Mai come oggi il mondo è invaso da notizie. Viviamo sotto un costante bombardamento di news che arrivano non solo attraverso tv, radio e stampa, come accadeva fino a pochi decenni fa, ma soprattutto sul web, dove viaggiano in tempo reale. Purtroppo il web offre molto più spazio anche a chi, per i motivi più vari, diffonde notizie false: le tristemente note ‘fake news’. E non si tratta di un fenomeno da prendere sotto gamba, perché i danni che queste notizie costruite provocano, possono essere enormi in ogni senso. In Sri Lanka, Stato a maggioranza buddista in tensione con la minoranza musulmana, furono diffusi su Facebook numerosi post fake in cui si diceva che i musulmani avevano ordito un complotto per sterminare i buddisti, in particolare si diffuse la falsa notizia che fosse stato arrestato un farmacista musulmano in possesso di 23.000 pillole per sterilizzare i buddisti. Un giorno, in un ristorante, un cliente trovò qualcosa di strano nel cibo e chiese se gli avessero messo le pillole per sterilizzare i buddisti nella pietanza, ma i ristoratori, non parlando il cingalese, cercarono di calmare il cliente annuendo. Tale gesto fu scambiato per un’ammissione di colpa, i ristoratori furono picchiati e si scatenò una guerriglia urbana che portò alla distruzione del ristorante e all’incendio della moschea di Ampara. Ma accadde addirittura di peggio: queste scene, riprese coi cellulari e divulgate sui social, di fatto avvalorarono l’ipotesi del complotto, allargando la rivolta anche in altre città, causando numerosi incendi di moschee, molti feriti ed un ragazzo morto. In questa storia (e in tante altre simili), bisogna tenere presente che i social network sono costruiti appositamente per alimentare tutti i post e le notizie che creano emozioni e coinvolgimento, compresi i messaggi di odio, che coinvolgono le persone sensibili e più influenzabili.

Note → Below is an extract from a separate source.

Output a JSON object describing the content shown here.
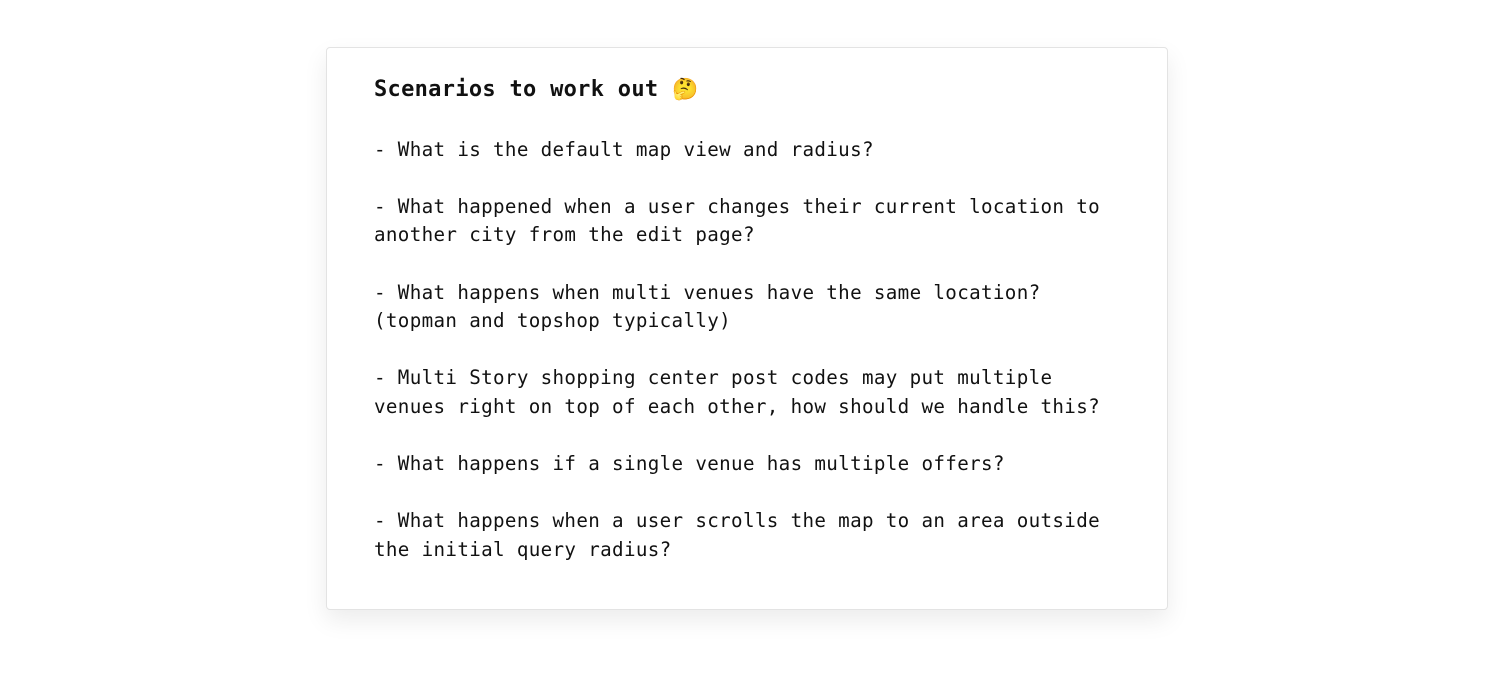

Un altro esempio di fake news che creano allarme sociale, lo abbiamo avuto recentemente in Italia. Un blogger di nome Gianluca Lipani alimentava il razzismo sul suo blog, chiamato ‘Senza Censura’, con fake news razziste, inventandosi violenze, rapine e altri reati, sempre compiuti da minoranze etniche. Il suo scopo, però, non era a sfondo razzista o politico, bensì avere migliaia di like e condivisioni, attraverso i quali otteneva sempre più richieste di pubblicità e banner pubblicitari. Quando la Polizia Postale gli chiuse il blog denunciandolo per istigazione alla discriminazione razziale, accertò che Lipani era riuscito a guadagnare circa mille euro a settimana grazie alla pubblicità ottenuta con le sue fake news, e lui stesso dichiarò che il suo scopo era fare soldi e non alimentare il razzismo.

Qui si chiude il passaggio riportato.